Learning Community as Mutual Improvement Society
By Dave Bayless
A learning community is like a mutual improvement society, much as an online course is like a self-help book. Both can be useful. Learning communities are best for sharing experiences and developing wisdom or mastery.
Mutual improvement societies (see 10:06 in the video above) emerged as an alternative education option to mechanics’ institutes in early 19th century England. Mechanics’ institutes combined a lending library and lectures to bring literacy and scientific and technical knowledge to working-class people for the benefit of society (as defined by the institutes’ middle- and upper-class funders). Apparently, mutual improvement societies offered education without the condescension of the mechanics’ institute.

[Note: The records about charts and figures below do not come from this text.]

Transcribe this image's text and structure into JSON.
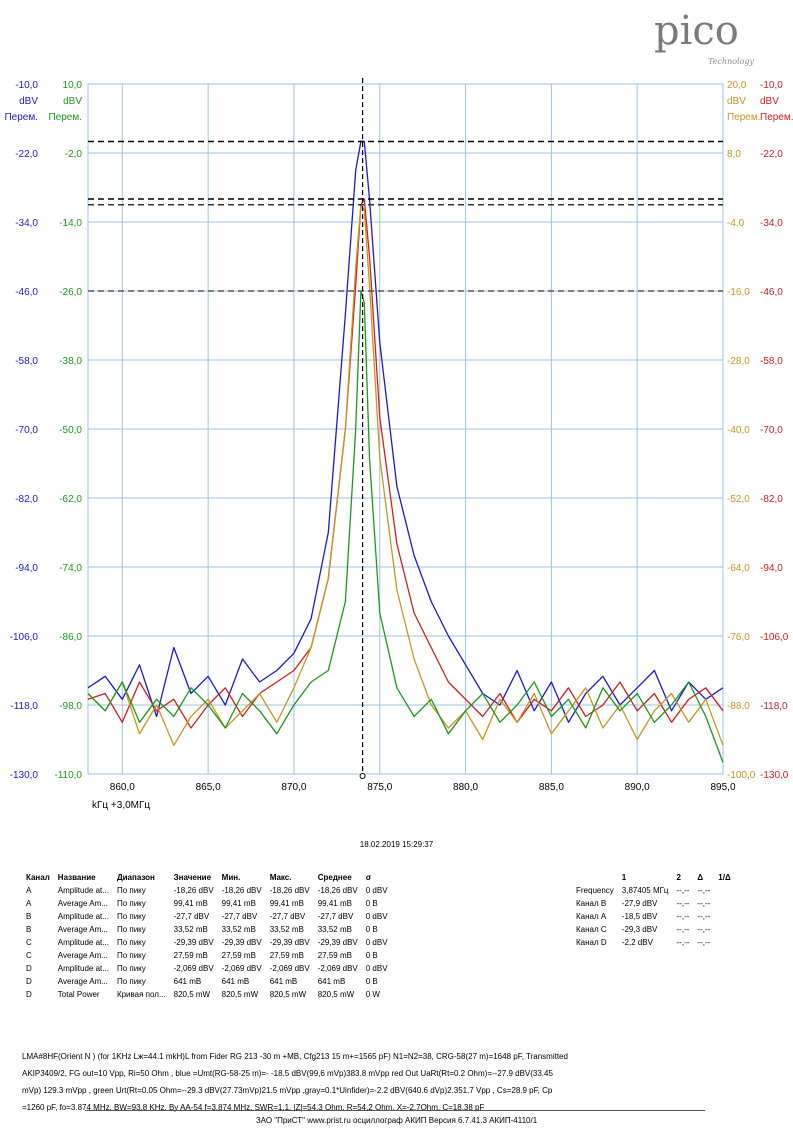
{
  "logo": {
    "text": "pico",
    "subtext": "Technology"
  },
  "chart_data": {
    "type": "line",
    "x_range": [
      858.0,
      895.0
    ],
    "x_ticks": [
      "860,0",
      "865,0",
      "870,0",
      "875,0",
      "880,0",
      "885,0",
      "890,0",
      "895,0"
    ],
    "x_unit_line": "kГц    +3,0МГц",
    "cursor_x": 874.0,
    "left_axes": [
      {
        "color": "#1a1acc",
        "unit": "dBV",
        "label": "Перем.",
        "range": [
          -130,
          -10
        ],
        "ticks": [
          "-10,0",
          "-22,0",
          "-34,0",
          "-46,0",
          "-58,0",
          "-70,0",
          "-82,0",
          "-94,0",
          "-106,0",
          "-118,0",
          "-130,0"
        ]
      },
      {
        "color": "#1a9a1a",
        "unit": "dBV",
        "label": "Перем.",
        "range": [
          -110,
          10
        ],
        "ticks": [
          "10,0",
          "-2,0",
          "-14,0",
          "-26,0",
          "-38,0",
          "-50,0",
          "-62,0",
          "-74,0",
          "-86,0",
          "-98,0",
          "-110,0"
        ]
      }
    ],
    "right_axes": [
      {
        "color": "#c8961e",
        "unit": "dBV",
        "label": "Перем.",
        "range": [
          -100,
          20
        ],
        "ticks": [
          "20,0",
          "8,0",
          "-4,0",
          "-16,0",
          "-28,0",
          "-40,0",
          "-52,0",
          "-64,0",
          "-76,0",
          "-88,0",
          "-100,0"
        ]
      },
      {
        "color": "#d21e1e",
        "unit": "dBV",
        "label": "Перем.",
        "range": [
          -130,
          -10
        ],
        "ticks": [
          "-10,0",
          "-22,0",
          "-34,0",
          "-46,0",
          "-58,0",
          "-70,0",
          "-82,0",
          "-94,0",
          "-106,0",
          "-118,0",
          "-130,0"
        ]
      }
    ],
    "series": [
      {
        "color": "#1a1acc",
        "axis": "blue",
        "points": [
          [
            858,
            -115
          ],
          [
            859,
            -113
          ],
          [
            860,
            -117
          ],
          [
            861,
            -111
          ],
          [
            862,
            -120
          ],
          [
            863,
            -108
          ],
          [
            864,
            -116
          ],
          [
            865,
            -113
          ],
          [
            866,
            -118
          ],
          [
            867,
            -110
          ],
          [
            868,
            -114
          ],
          [
            869,
            -112
          ],
          [
            870,
            -109
          ],
          [
            871,
            -103
          ],
          [
            872,
            -88
          ],
          [
            873,
            -50
          ],
          [
            873.6,
            -25
          ],
          [
            873.9,
            -20
          ],
          [
            874.1,
            -20
          ],
          [
            874.4,
            -30
          ],
          [
            875,
            -55
          ],
          [
            876,
            -80
          ],
          [
            877,
            -92
          ],
          [
            878,
            -100
          ],
          [
            879,
            -106
          ],
          [
            880,
            -111
          ],
          [
            881,
            -116
          ],
          [
            882,
            -118
          ],
          [
            883,
            -112
          ],
          [
            884,
            -119
          ],
          [
            885,
            -114
          ],
          [
            886,
            -121
          ],
          [
            887,
            -116
          ],
          [
            888,
            -113
          ],
          [
            889,
            -118
          ],
          [
            890,
            -115
          ],
          [
            891,
            -112
          ],
          [
            892,
            -119
          ],
          [
            893,
            -114
          ],
          [
            894,
            -117
          ],
          [
            895,
            -115
          ]
        ]
      },
      {
        "color": "#d21e1e",
        "axis": "red",
        "points": [
          [
            858,
            -117
          ],
          [
            859,
            -116
          ],
          [
            860,
            -121
          ],
          [
            861,
            -114
          ],
          [
            862,
            -119
          ],
          [
            863,
            -117
          ],
          [
            864,
            -122
          ],
          [
            865,
            -118
          ],
          [
            866,
            -115
          ],
          [
            867,
            -120
          ],
          [
            868,
            -116
          ],
          [
            869,
            -114
          ],
          [
            870,
            -112
          ],
          [
            871,
            -108
          ],
          [
            872,
            -96
          ],
          [
            873,
            -70
          ],
          [
            873.6,
            -45
          ],
          [
            873.9,
            -31
          ],
          [
            874.1,
            -30
          ],
          [
            874.4,
            -40
          ],
          [
            875,
            -68
          ],
          [
            876,
            -90
          ],
          [
            877,
            -102
          ],
          [
            878,
            -108
          ],
          [
            879,
            -114
          ],
          [
            880,
            -117
          ],
          [
            881,
            -120
          ],
          [
            882,
            -116
          ],
          [
            883,
            -121
          ],
          [
            884,
            -117
          ],
          [
            885,
            -119
          ],
          [
            886,
            -115
          ],
          [
            887,
            -120
          ],
          [
            888,
            -118
          ],
          [
            889,
            -114
          ],
          [
            890,
            -119
          ],
          [
            891,
            -116
          ],
          [
            892,
            -121
          ],
          [
            893,
            -117
          ],
          [
            894,
            -115
          ],
          [
            895,
            -119
          ]
        ]
      },
      {
        "color": "#c8961e",
        "axis": "orange",
        "points": [
          [
            858,
            -86
          ],
          [
            859,
            -89
          ],
          [
            860,
            -84
          ],
          [
            861,
            -93
          ],
          [
            862,
            -88
          ],
          [
            863,
            -95
          ],
          [
            864,
            -90
          ],
          [
            865,
            -87
          ],
          [
            866,
            -92
          ],
          [
            867,
            -89
          ],
          [
            868,
            -86
          ],
          [
            869,
            -91
          ],
          [
            870,
            -85
          ],
          [
            871,
            -78
          ],
          [
            872,
            -66
          ],
          [
            873,
            -40
          ],
          [
            873.6,
            -12
          ],
          [
            873.9,
            -1
          ],
          [
            874.1,
            -2
          ],
          [
            874.4,
            -15
          ],
          [
            875,
            -45
          ],
          [
            876,
            -68
          ],
          [
            877,
            -80
          ],
          [
            878,
            -88
          ],
          [
            879,
            -92
          ],
          [
            880,
            -89
          ],
          [
            881,
            -94
          ],
          [
            882,
            -87
          ],
          [
            883,
            -91
          ],
          [
            884,
            -86
          ],
          [
            885,
            -93
          ],
          [
            886,
            -89
          ],
          [
            887,
            -85
          ],
          [
            888,
            -92
          ],
          [
            889,
            -88
          ],
          [
            890,
            -94
          ],
          [
            891,
            -89
          ],
          [
            892,
            -86
          ],
          [
            893,
            -91
          ],
          [
            894,
            -87
          ],
          [
            895,
            -95
          ]
        ]
      },
      {
        "color": "#1a9a1a",
        "axis": "green",
        "points": [
          [
            858,
            -96
          ],
          [
            859,
            -99
          ],
          [
            860,
            -94
          ],
          [
            861,
            -101
          ],
          [
            862,
            -97
          ],
          [
            863,
            -100
          ],
          [
            864,
            -95
          ],
          [
            865,
            -98
          ],
          [
            866,
            -102
          ],
          [
            867,
            -96
          ],
          [
            868,
            -99
          ],
          [
            869,
            -103
          ],
          [
            870,
            -98
          ],
          [
            871,
            -94
          ],
          [
            872,
            -92
          ],
          [
            873,
            -80
          ],
          [
            873.6,
            -50
          ],
          [
            873.9,
            -26
          ],
          [
            874.1,
            -28
          ],
          [
            874.4,
            -55
          ],
          [
            875,
            -82
          ],
          [
            876,
            -95
          ],
          [
            877,
            -100
          ],
          [
            878,
            -97
          ],
          [
            879,
            -103
          ],
          [
            880,
            -99
          ],
          [
            881,
            -96
          ],
          [
            882,
            -101
          ],
          [
            883,
            -98
          ],
          [
            884,
            -94
          ],
          [
            885,
            -100
          ],
          [
            886,
            -97
          ],
          [
            887,
            -102
          ],
          [
            888,
            -95
          ],
          [
            889,
            -99
          ],
          [
            890,
            -96
          ],
          [
            891,
            -101
          ],
          [
            892,
            -98
          ],
          [
            893,
            -94
          ],
          [
            894,
            -100
          ],
          [
            895,
            -108
          ]
        ]
      }
    ]
  },
  "timestamp": "18.02.2019 15:29:37",
  "measurements": {
    "headers": [
      "Канал",
      "Название",
      "Диапазон",
      "Значение",
      "Мин.",
      "Макс.",
      "Среднее",
      "σ"
    ],
    "rows": [
      [
        "A",
        "Amplitude at...",
        "По пику",
        "-18,26 dBV",
        "-18,26 dBV",
        "-18,26 dBV",
        "-18,26 dBV",
        "0 dBV"
      ],
      [
        "A",
        "Average Am...",
        "По пику",
        "99,41 mB",
        "99,41 mB",
        "99,41 mB",
        "99,41 mB",
        "0 B"
      ],
      [
        "B",
        "Amplitude at...",
        "По пику",
        "-27,7 dBV",
        "-27,7 dBV",
        "-27,7 dBV",
        "-27,7 dBV",
        "0 dBV"
      ],
      [
        "B",
        "Average Am...",
        "По пику",
        "33,52 mB",
        "33,52 mB",
        "33,52 mB",
        "33,52 mB",
        "0 B"
      ],
      [
        "C",
        "Amplitude at...",
        "По пику",
        "-29,39 dBV",
        "-29,39 dBV",
        "-29,39 dBV",
        "-29,39 dBV",
        "0 dBV"
      ],
      [
        "C",
        "Average Am...",
        "По пику",
        "27,59 mB",
        "27,59 mB",
        "27,59 mB",
        "27,59 mB",
        "0 B"
      ],
      [
        "D",
        "Amplitude at...",
        "По пику",
        "-2,069 dBV",
        "-2,069 dBV",
        "-2,069 dBV",
        "-2,069 dBV",
        "0 dBV"
      ],
      [
        "D",
        "Average Am...",
        "По пику",
        "641 mB",
        "641 mB",
        "641 mB",
        "641 mB",
        "0 B"
      ],
      [
        "D",
        "Total Power",
        "Кривая пол...",
        "820,5 mW",
        "820,5 mW",
        "820,5 mW",
        "820,5 mW",
        "0 W"
      ]
    ]
  },
  "cursors": {
    "headers": [
      "",
      "1",
      "2",
      "Δ",
      "1/Δ"
    ],
    "rows": [
      [
        "Frequency",
        "3,87405 МГц",
        "--,--",
        "--,--",
        ""
      ],
      [
        "Канал B",
        "-27,9 dBV",
        "--,--",
        "--,--",
        ""
      ],
      [
        "Канал A",
        "-18,5 dBV",
        "--,--",
        "--,--",
        ""
      ],
      [
        "Канал C",
        "-29,3 dBV",
        "--,--",
        "--,--",
        ""
      ],
      [
        "Канал D",
        "-2,2 dBV",
        "--,--",
        "--,--",
        ""
      ]
    ]
  },
  "notes": [
    "LMA#8HF(Orient N ) (for 1KHz  Lж=44.1 mkH)L from Fider RG 213 -30 m +MB, Cfg213 15 m+=1565 pF) N1=N2=38, CRG-58(27 m)=1648 pF, Transmitted",
    "AKIP3409/2,  FG out=10 Vpp, Ri=50 Ohm , blue =Umt(RG-58-25 m)=- -18.5 dBV(99,6  mVp)383.8 mVpp   red Out UaRt(Rt=0.2 Ohm)=--27.9 dBV(33.45",
    "mVp) 129.3 mVpp ,  green Urt(Rt=0.05 Ohm=--29.3 dBV(27.73mVp)21.5 mVpp ,gray=0.1*Uinfider)=-2.2 dBV(640.6 dVp)2.351.7 Vpp , Cs=28.9 pF, Cp",
    "=1260 pF, fo=3.874 MHz, BW=93.8 KHz, By AA-54 f=3.874 MHz, SWR=1.1, |Z|=54.3 Ohm, R=54.2 Ohm, X=-2,7Ohm,  C=18.38 pF"
  ],
  "footer": "ЗАО \"ПриСТ\"     www.prist.ru     осциллограф АКИП Версия 6.7.41.3    АКИП-4110/1"
}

Like mutual improvement societies 200 years ago, today’s learning communities are particularly useful when:
The topics are complex and can, therefore, benefit from cognitive diversity.
The questions are related to the application of knowledge: what is the right tool for the job at hand?

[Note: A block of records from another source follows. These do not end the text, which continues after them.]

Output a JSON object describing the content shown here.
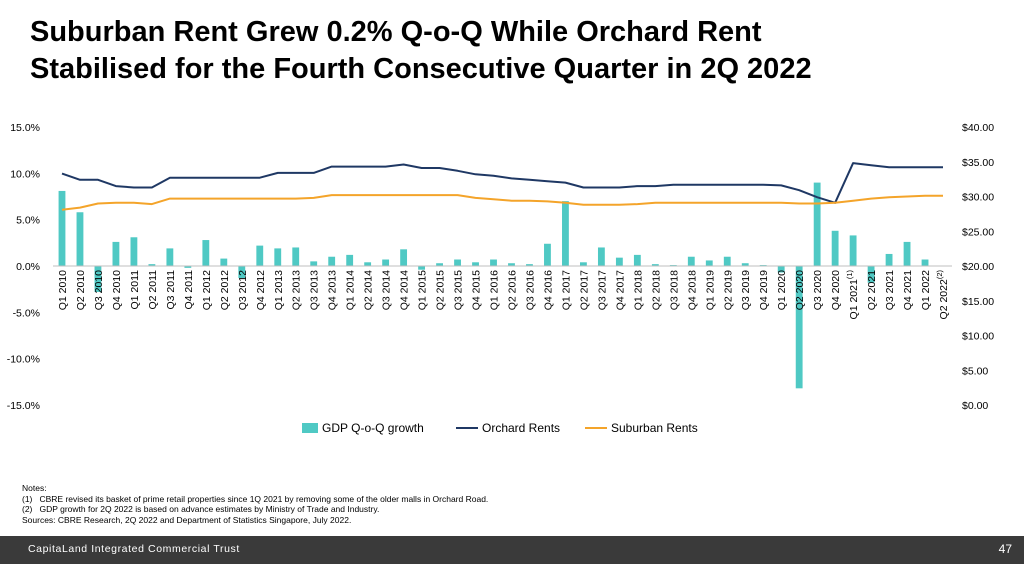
{
  "title_lines": [
    "Suburban Rent Grew 0.2% Q-o-Q While Orchard Rent",
    "Stabilised for the Fourth Consecutive Quarter in 2Q 2022"
  ],
  "chart_data": {
    "type": "bar+line",
    "categories": [
      "Q1 2010",
      "Q2 2010",
      "Q3 2010",
      "Q4 2010",
      "Q1 2011",
      "Q2 2011",
      "Q3 2011",
      "Q4 2011",
      "Q1 2012",
      "Q2 2012",
      "Q3 2012",
      "Q4 2012",
      "Q1 2013",
      "Q2 2013",
      "Q3 2013",
      "Q4 2013",
      "Q1 2014",
      "Q2 2014",
      "Q3 2014",
      "Q4 2014",
      "Q1 2015",
      "Q2 2015",
      "Q3 2015",
      "Q4 2015",
      "Q1 2016",
      "Q2 2016",
      "Q3 2016",
      "Q4 2016",
      "Q1 2017",
      "Q2 2017",
      "Q3 2017",
      "Q4 2017",
      "Q1 2018",
      "Q2 2018",
      "Q3 2018",
      "Q4 2018",
      "Q1 2019",
      "Q2 2019",
      "Q3 2019",
      "Q4 2019",
      "Q1 2020",
      "Q2 2020",
      "Q3 2020",
      "Q4 2020",
      "Q1 2021",
      "Q2 2021",
      "Q3 2021",
      "Q4 2021",
      "Q1 2022",
      "Q2 2022"
    ],
    "category_superscripts": {
      "Q1 2021": "(1)",
      "Q2 2022": "(2)"
    },
    "series": [
      {
        "name": "GDP Q-o-Q growth",
        "type": "bar",
        "axis": "left",
        "color": "#4fc9c4",
        "values": [
          8.1,
          5.8,
          -2.8,
          2.6,
          3.1,
          0.2,
          1.9,
          -0.2,
          2.8,
          0.8,
          -1.3,
          2.2,
          1.9,
          2.0,
          0.5,
          1.0,
          1.2,
          0.4,
          0.7,
          1.8,
          -0.4,
          0.3,
          0.7,
          0.4,
          0.7,
          0.3,
          0.2,
          2.4,
          7.0,
          0.4,
          2.0,
          0.9,
          1.2,
          0.2,
          0.1,
          1.0,
          0.6,
          1.0,
          0.3,
          0.1,
          -0.7,
          -13.2,
          9.0,
          3.8,
          3.3,
          -1.8,
          1.3,
          2.6,
          0.7,
          0.0
        ]
      },
      {
        "name": "Orchard Rents",
        "type": "line",
        "axis": "right",
        "color": "#1f3864",
        "values": [
          33.3,
          32.4,
          32.4,
          31.5,
          31.3,
          31.3,
          32.7,
          32.7,
          32.7,
          32.7,
          32.7,
          32.7,
          33.4,
          33.4,
          33.4,
          34.3,
          34.3,
          34.3,
          34.3,
          34.6,
          34.1,
          34.1,
          33.7,
          33.2,
          33.0,
          32.6,
          32.4,
          32.2,
          32.0,
          31.3,
          31.3,
          31.3,
          31.5,
          31.5,
          31.7,
          31.7,
          31.7,
          31.7,
          31.7,
          31.7,
          31.6,
          30.9,
          29.9,
          29.1,
          34.8,
          34.5,
          34.2,
          34.2,
          34.2,
          34.2
        ]
      },
      {
        "name": "Suburban Rents",
        "type": "line",
        "axis": "right",
        "color": "#f4a42a",
        "values": [
          28.1,
          28.4,
          29.0,
          29.1,
          29.1,
          28.9,
          29.7,
          29.7,
          29.7,
          29.7,
          29.7,
          29.7,
          29.7,
          29.7,
          29.8,
          30.2,
          30.2,
          30.2,
          30.2,
          30.2,
          30.2,
          30.2,
          30.2,
          29.8,
          29.6,
          29.4,
          29.4,
          29.3,
          29.1,
          28.8,
          28.8,
          28.8,
          28.9,
          29.1,
          29.1,
          29.1,
          29.1,
          29.1,
          29.1,
          29.1,
          29.1,
          29.0,
          29.0,
          29.1,
          29.4,
          29.7,
          29.9,
          30.0,
          30.1,
          30.1
        ]
      }
    ],
    "left_axis": {
      "min": -15,
      "max": 15,
      "ticks": [
        "15.0%",
        "10.0%",
        "5.0%",
        "0.0%",
        "-5.0%",
        "-10.0%",
        "-15.0%"
      ],
      "tick_values": [
        15,
        10,
        5,
        0,
        -5,
        -10,
        -15
      ]
    },
    "right_axis": {
      "min": 0,
      "max": 40,
      "ticks": [
        "$40.00",
        "$35.00",
        "$30.00",
        "$25.00",
        "$20.00",
        "$15.00",
        "$10.00",
        "$5.00",
        "$0.00"
      ],
      "tick_values": [
        40,
        35,
        30,
        25,
        20,
        15,
        10,
        5,
        0
      ]
    },
    "legend": {
      "placement": "bottom",
      "items": [
        "GDP Q-o-Q growth",
        "Orchard Rents",
        "Suburban Rents"
      ]
    },
    "grid": false
  },
  "notes": [
    "Notes:",
    "(1)   CBRE revised its basket of prime retail properties since 1Q 2021 by removing some of the older malls in Orchard Road.",
    "(2)   GDP growth for 2Q 2022 is based on advance estimates by Ministry of Trade and Industry.",
    "Sources: CBRE Research, 2Q 2022 and Department of Statistics Singapore, July 2022."
  ],
  "footer": {
    "company": "CapitaLand Integrated Commercial Trust",
    "page_number": "47"
  }
}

The value of the desired outcome of a conversation is greater than the cost of coordination and facilitation.
The Hierarchy of Wisdom
Consider the hierarchy of wisdom, also known as the DIKW Pyramid:
- Data consists of raw, unstructured experiences and phenomena. Data lacks meaning.
- Information names and partitions data into categories.
- Knowledge means understanding correlative, causal, and logical relationships. Knowledge organizes information and is often encapsulated in the form of models.
- Wisdom is the ability to identify and apply relevant knowledge.
Online Courses are Manufactured
Online courses feature a guru—a sage-on-the-stage—who conveys information and knowledge. Communication is primarily one-to-many and emphasizes the delivery of content.
The revenue model of an online course is typically transactional. Online courses offer the prospect of relatively fast initial growth, but long-term growth tends to be linear—it’s largely a function of advertising.
Learning Communities are Cultivated
Learning communities emphasize conversation. Although they benefit from guides or facilitators, communication is characterized as peer-to-peer. Learning communities are best for sharing experiences and developing wisdom or mastery. That is, they are effective at evaluating the conditions under which accumulated knowledge is best applied.
Learning communities have membership subscription models. Initial growth can be slow. However, strong word-of-mouth referrals can drive exponential growth in the long term.